Oregon Humanities reaches tens of thousands of Oregonians each year with a combination of face-to-face facilitated programs and media. Over the past few years, our conversation-based programs have steadily and significantly increased in number and attendance. We are currently in the early stages of a three-year plan that emphasizes, among other things, understanding the impact of our face-to-face work and ensuring that we are able to effectively evaluate its impact going forward. We are especially interested in learning about this work’s impact on individual participants, program leaders, host and partner organizations, and communities across the state.
Goals of Project
We hope that this evaluation project will accomplish the following:
- Significantly strengthen our internal understanding of how current face-to-face program formats align with organizational goals identified in our strategic plan and our diversity, equity, and inclusion framework.

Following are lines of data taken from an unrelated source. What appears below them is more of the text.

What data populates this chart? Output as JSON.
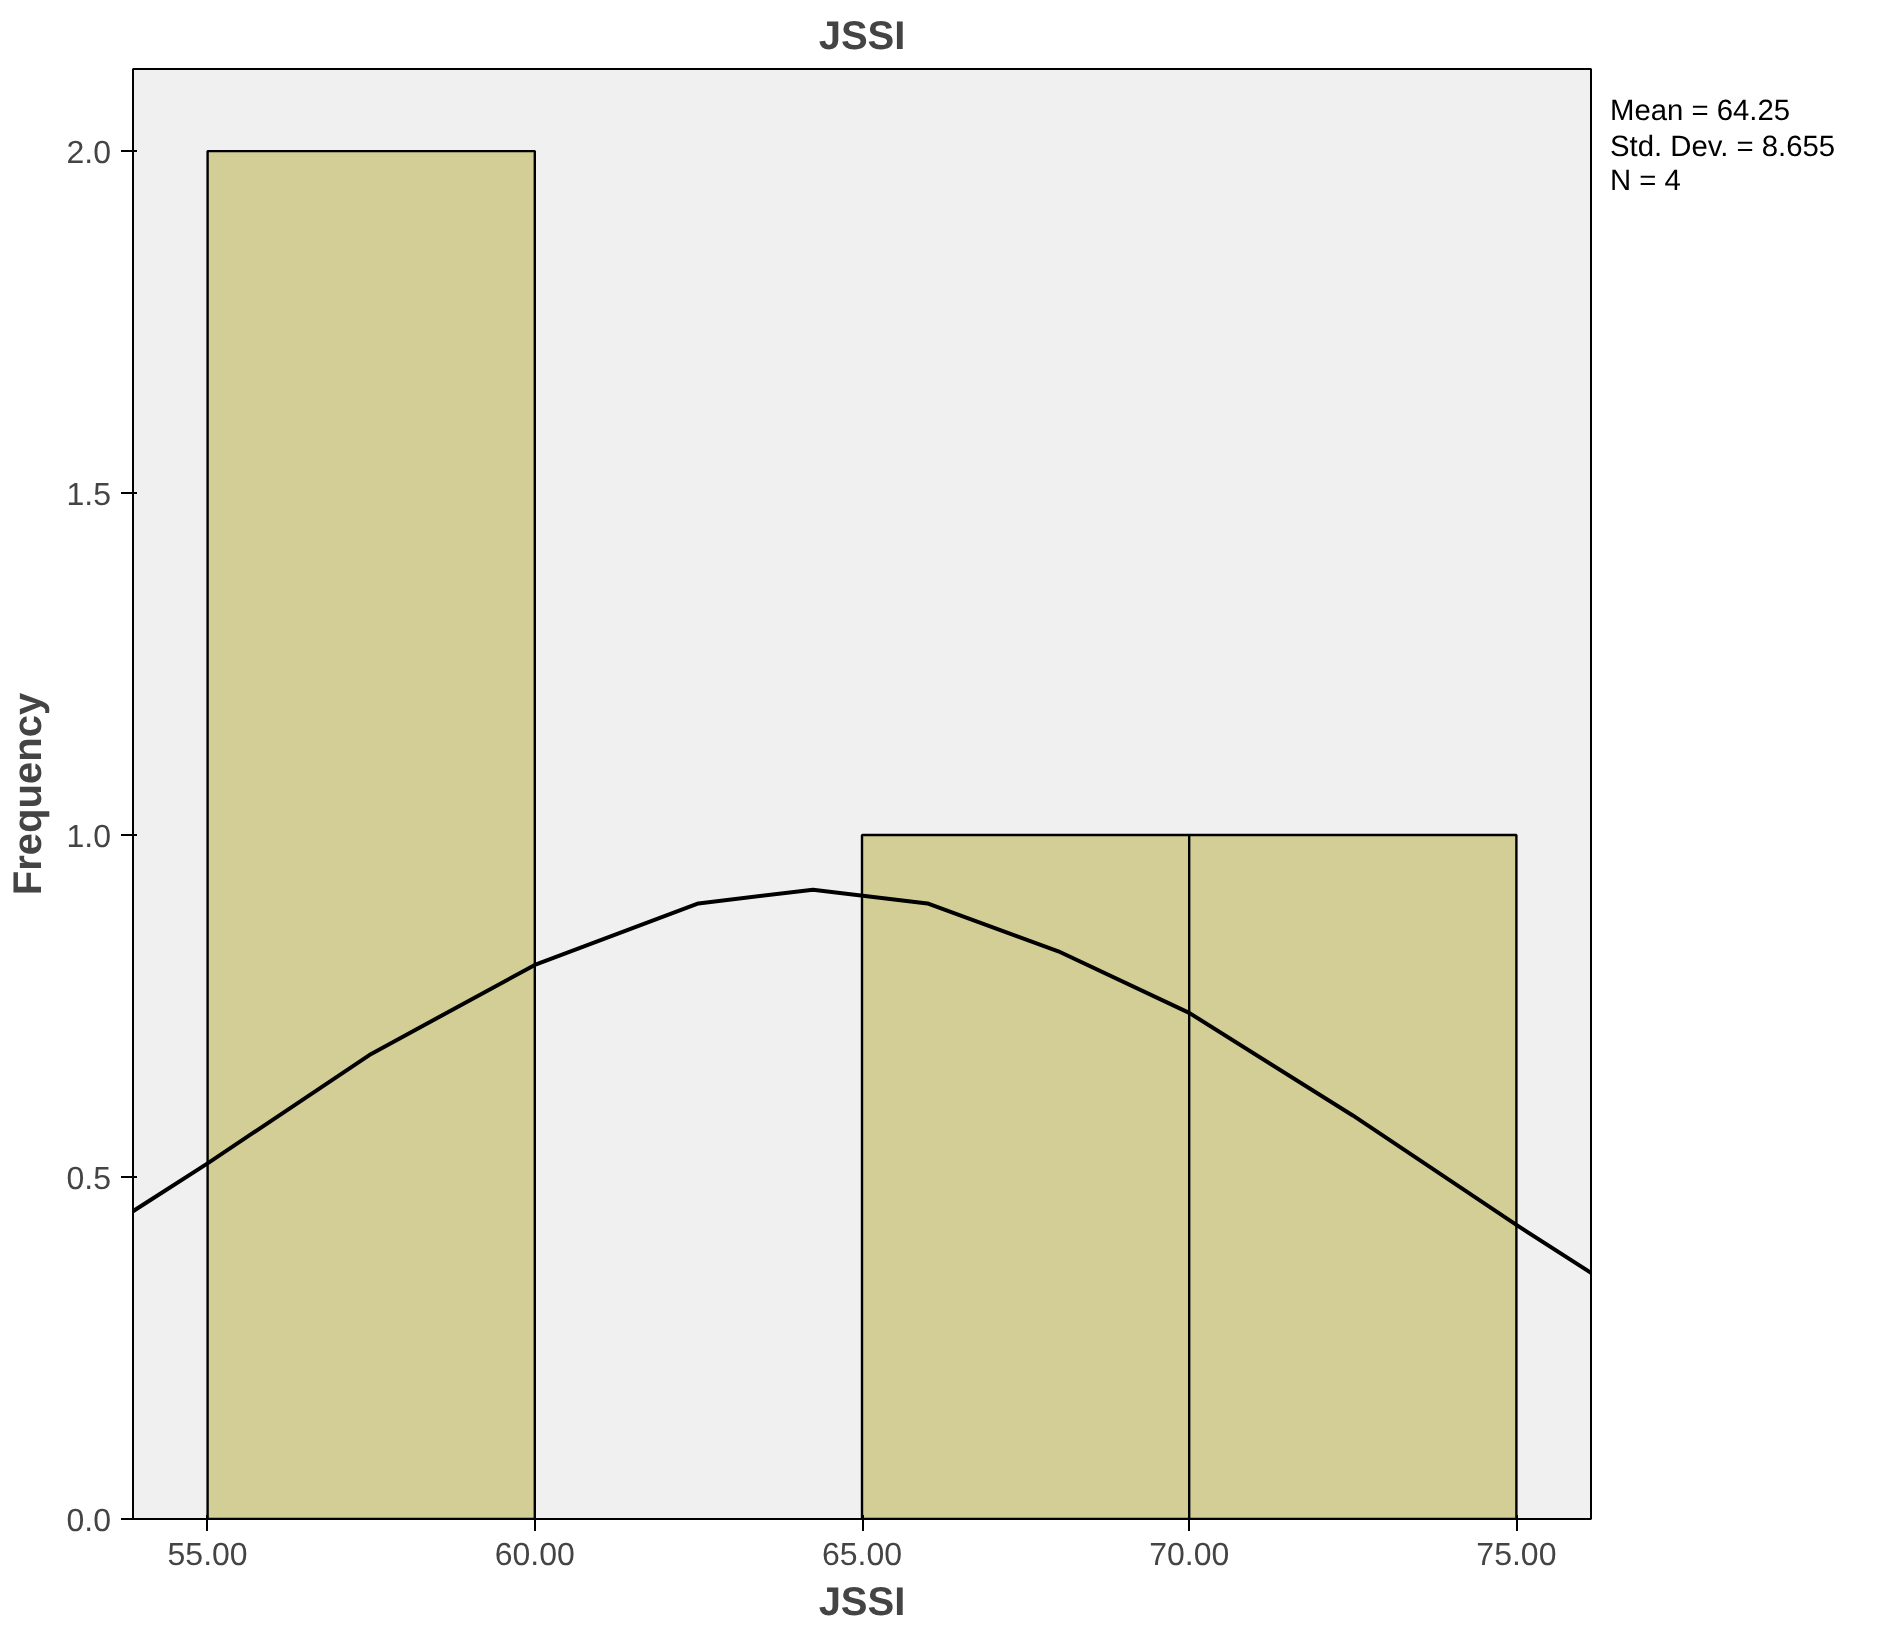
{
  "chart_data": {
    "type": "histogram",
    "title": "JSSI",
    "xlabel": "JSSI",
    "ylabel": "Frequency",
    "bins": [
      55,
      60,
      65,
      70,
      75
    ],
    "values": [
      2,
      0,
      1,
      1
    ],
    "color": "#d3ce96",
    "series": [
      {
        "type": "line",
        "color": "#000000",
        "x": [
          53.86,
          55,
          57.5,
          60,
          62.5,
          64.25,
          66,
          68,
          70,
          72.5,
          75,
          76.14
        ],
        "values": [
          0.45,
          0.52,
          0.68,
          0.81,
          0.9,
          0.92,
          0.9,
          0.83,
          0.74,
          0.59,
          0.43,
          0.36
        ]
      }
    ],
    "xlim": [
      53.86,
      76.14
    ],
    "ylim": [
      0,
      2.12
    ],
    "xticks": [
      {
        "value": 55,
        "label": "55.00"
      },
      {
        "value": 60,
        "label": "60.00"
      },
      {
        "value": 65,
        "label": "65.00"
      },
      {
        "value": 70,
        "label": "70.00"
      },
      {
        "value": 75,
        "label": "75.00"
      }
    ],
    "yticks": [
      {
        "value": 0,
        "label": "0.0"
      },
      {
        "value": 0.5,
        "label": "0.5"
      },
      {
        "value": 1,
        "label": "1.0"
      },
      {
        "value": 1.5,
        "label": "1.5"
      },
      {
        "value": 2,
        "label": "2.0"
      }
    ],
    "annotations": [
      "Mean = 64.25",
      "Std. Dev. = 8.655",
      "N = 4"
    ]
  }
}
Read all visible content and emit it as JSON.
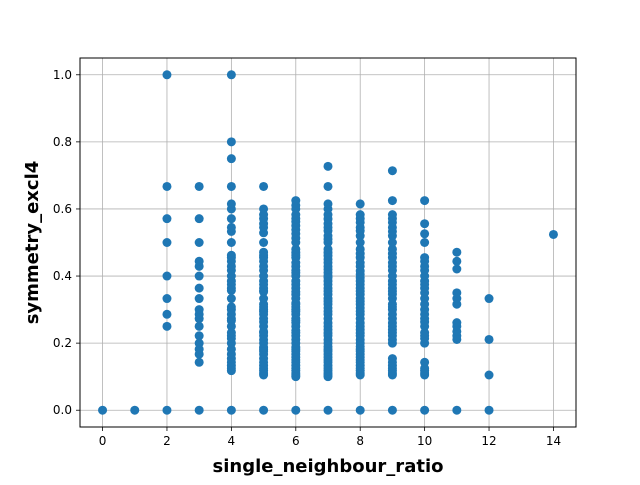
{
  "chart_data": {
    "type": "scatter",
    "title": "",
    "xlabel": "single_neighbour_ratio",
    "ylabel": "symmetry_excl4",
    "xlim": [
      -0.7,
      14.7
    ],
    "ylim": [
      -0.05,
      1.05
    ],
    "xticks": [
      0,
      2,
      4,
      6,
      8,
      10,
      12,
      14
    ],
    "yticks": [
      0.0,
      0.2,
      0.4,
      0.6,
      0.8,
      1.0
    ],
    "xtick_labels": [
      "0",
      "2",
      "4",
      "6",
      "8",
      "10",
      "12",
      "14"
    ],
    "ytick_labels": [
      "0.0",
      "0.2",
      "0.4",
      "0.6",
      "0.8",
      "1.0"
    ],
    "grid": true,
    "marker_color": "#1f77b4",
    "points_by_x": [
      {
        "x": 0,
        "y": [
          0.0
        ]
      },
      {
        "x": 1,
        "y": [
          0.0
        ]
      },
      {
        "x": 2,
        "y": [
          0.0,
          0.25,
          0.286,
          0.333,
          0.4,
          0.5,
          0.571,
          0.667,
          1.0
        ]
      },
      {
        "x": 3,
        "y": [
          0.0,
          0.143,
          0.167,
          0.182,
          0.2,
          0.222,
          0.25,
          0.273,
          0.286,
          0.3,
          0.333,
          0.364,
          0.4,
          0.429,
          0.444,
          0.5,
          0.571,
          0.667
        ]
      },
      {
        "x": 4,
        "y": [
          0.0,
          0.118,
          0.125,
          0.133,
          0.143,
          0.154,
          0.167,
          0.182,
          0.2,
          0.214,
          0.222,
          0.231,
          0.25,
          0.267,
          0.273,
          0.286,
          0.3,
          0.308,
          0.333,
          0.357,
          0.364,
          0.375,
          0.385,
          0.4,
          0.417,
          0.429,
          0.444,
          0.455,
          0.462,
          0.5,
          0.533,
          0.545,
          0.571,
          0.6,
          0.615,
          0.667,
          0.75,
          0.8,
          1.0
        ]
      },
      {
        "x": 5,
        "y": [
          0.0,
          0.105,
          0.111,
          0.118,
          0.125,
          0.133,
          0.143,
          0.154,
          0.167,
          0.176,
          0.182,
          0.188,
          0.2,
          0.21,
          0.222,
          0.231,
          0.235,
          0.25,
          0.263,
          0.273,
          0.286,
          0.294,
          0.3,
          0.308,
          0.316,
          0.333,
          0.353,
          0.357,
          0.364,
          0.375,
          0.385,
          0.4,
          0.417,
          0.429,
          0.444,
          0.455,
          0.462,
          0.471,
          0.5,
          0.529,
          0.545,
          0.556,
          0.571,
          0.583,
          0.6,
          0.667
        ]
      },
      {
        "x": 6,
        "y": [
          0.0,
          0.1,
          0.105,
          0.111,
          0.118,
          0.125,
          0.133,
          0.143,
          0.15,
          0.158,
          0.167,
          0.176,
          0.182,
          0.188,
          0.2,
          0.211,
          0.222,
          0.231,
          0.238,
          0.25,
          0.261,
          0.267,
          0.273,
          0.286,
          0.294,
          0.3,
          0.308,
          0.316,
          0.32,
          0.333,
          0.345,
          0.353,
          0.364,
          0.375,
          0.385,
          0.4,
          0.41,
          0.417,
          0.429,
          0.44,
          0.455,
          0.462,
          0.47,
          0.48,
          0.5,
          0.513,
          0.526,
          0.538,
          0.55,
          0.562,
          0.571,
          0.583,
          0.6,
          0.611,
          0.625
        ]
      },
      {
        "x": 7,
        "y": [
          0.0,
          0.1,
          0.105,
          0.111,
          0.118,
          0.125,
          0.133,
          0.143,
          0.15,
          0.158,
          0.167,
          0.176,
          0.182,
          0.19,
          0.2,
          0.21,
          0.222,
          0.23,
          0.24,
          0.25,
          0.26,
          0.273,
          0.286,
          0.295,
          0.305,
          0.316,
          0.325,
          0.333,
          0.345,
          0.355,
          0.364,
          0.375,
          0.385,
          0.395,
          0.4,
          0.41,
          0.42,
          0.429,
          0.44,
          0.45,
          0.46,
          0.47,
          0.48,
          0.5,
          0.51,
          0.52,
          0.535,
          0.545,
          0.556,
          0.57,
          0.583,
          0.6,
          0.615,
          0.667,
          0.727
        ]
      },
      {
        "x": 8,
        "y": [
          0.0,
          0.105,
          0.111,
          0.118,
          0.125,
          0.133,
          0.143,
          0.15,
          0.158,
          0.167,
          0.176,
          0.182,
          0.19,
          0.2,
          0.21,
          0.222,
          0.23,
          0.24,
          0.25,
          0.26,
          0.273,
          0.286,
          0.295,
          0.305,
          0.316,
          0.325,
          0.333,
          0.345,
          0.355,
          0.364,
          0.375,
          0.385,
          0.395,
          0.405,
          0.415,
          0.429,
          0.44,
          0.455,
          0.467,
          0.48,
          0.5,
          0.52,
          0.535,
          0.545,
          0.56,
          0.571,
          0.583,
          0.615
        ]
      },
      {
        "x": 9,
        "y": [
          0.0,
          0.105,
          0.111,
          0.118,
          0.125,
          0.133,
          0.143,
          0.154,
          0.2,
          0.21,
          0.222,
          0.231,
          0.24,
          0.25,
          0.26,
          0.273,
          0.286,
          0.3,
          0.308,
          0.316,
          0.333,
          0.346,
          0.355,
          0.364,
          0.375,
          0.385,
          0.4,
          0.417,
          0.429,
          0.44,
          0.455,
          0.467,
          0.48,
          0.5,
          0.52,
          0.533,
          0.545,
          0.56,
          0.571,
          0.583,
          0.625,
          0.714
        ]
      },
      {
        "x": 10,
        "y": [
          0.0,
          0.105,
          0.111,
          0.118,
          0.125,
          0.143,
          0.2,
          0.214,
          0.222,
          0.231,
          0.25,
          0.263,
          0.273,
          0.286,
          0.3,
          0.316,
          0.333,
          0.35,
          0.364,
          0.375,
          0.385,
          0.4,
          0.417,
          0.429,
          0.444,
          0.455,
          0.5,
          0.526,
          0.556,
          0.625
        ]
      },
      {
        "x": 11,
        "y": [
          0.0,
          0.211,
          0.222,
          0.235,
          0.25,
          0.261,
          0.316,
          0.333,
          0.35,
          0.421,
          0.444,
          0.471
        ]
      },
      {
        "x": 12,
        "y": [
          0.0,
          0.105,
          0.211,
          0.333
        ]
      },
      {
        "x": 14,
        "y": [
          0.524
        ]
      }
    ]
  }
}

- Assist us in demonstrating the impact of our work to external partners, stakeholders, and supporters.
- Help us determine outcome measurements and methods and understand challenges to measuring the impact of our programs in order to create an effective and practicable evaluation strategy.
The Oregon Humanities team is a small group of idealistic, collaborative, creative people who are committed to bringing Oregonians together across differences, beliefs, and backgrounds. Each year, we offer hundreds of public conversations and programs across the state, train dozens of discussion leaders, and award tens of thousands of dollars in grants to organizations that, like us, believe in the power of people in rooms listening, learning, and struggling together. In our magazine and on our website, we publish essays, photographs, films, and audio recordings that explore the thoughts, perspectives, and experiences of Oregonians, especially those who have been ignored, generalized, or oppressed.
Founded in 1971, Oregon Humanities is an independent, nonprofit affiliate of the National Endowment for the Humanities and one of five statewide partners of the Oregon Cultural Trust. OH is a statewide organization based in Portland, Oregon with an annual budget of $1.7 million. We have a growing staff of twelve employees and up to four interns at any one time. We partner with 150+ organizations each year to reach over sixty thousand people through our programs, media, and grantmaking.
We have been gathering feedback from program participants, partners, and leaders for many years, regularly refining our surveys, and doing what we can to update participant contact data.
Provisional Anticipated Deliverables
- Development of evaluation plan, program surveys, and other evaluation tools to implement going forward
- Impact report to share with current partners, funders, and stakeholders
- Recommendations for continued evaluation efforts
Timeline and Budget
We anticipate that this project will run 9 to 12 months in duration, beginning as soon as circumstances allow.
The anticipated budget range is between $30,000 and $50,000.
Scope of Request
Please be sure your proposal includes the following:
- A summary of your interest in the project and qualifications
- Estimated cost and timeline
- Your earliest availability to begin the project
If there is information missing from this proposal that would dramatically affect your estimates, please point it out in your proposal. Please direct questions—if needed—to Adam Davis, executive director, at email@example.com.
Please send proposals by email to Adam Davis at firstname.lastname@example.org. Proposals are due by 5:00 p.m. July 20, 2018.
Oregon Humanities Programming
Oregon Humanities has three main arms of programming: face-to-face programs, media projects, and capacity-building (including training and grants). The programs we are most interested in evaluating through this project are our face-to-face programs, including the following:
Conversation Project (CP) brings Oregonians together to talk about important issues and ideas. A local nonprofit, community group, or business applies to host a Conversation Project event on a topic relevant to their community. An Oregon Humanities facilitator comes to that community to lead the conversation. Each year we have a catalog of about sixty topics to choose from, each led by an independent facilitator.
Bridging Oregon convenes regional cohorts of approximately twenty-five participants for series of four half-day conversations to explore how our real and perceived differences inform our experiences and affect our communities. Participants also build skills in facilitating challenging conversations in their personal and professional networks. These conversations take place in multiple regions of the state during different times of the year.
Facilitation Trainings open to the public and to organizations help participants strengthen skills in planning and leading conversations about the big questions that drive their work in the world. During these trainings, people participate in reflective discussions in large and small groups and deepen knowledge of techniques to lead them. All participants have the opportunity to plan a conversation and receive feedback from trainers and other participants.
Humanity in Perspective (HIP) is a free college humanities course for adults who do not have a college degree and who face financial barriers to continuing their education. Each year OH supports a group of students with twice weekly classes from September through April.
We also offer a range of responsive, ad hoc face-to-face programs in communities and workplaces, developed in partnership with local organizations.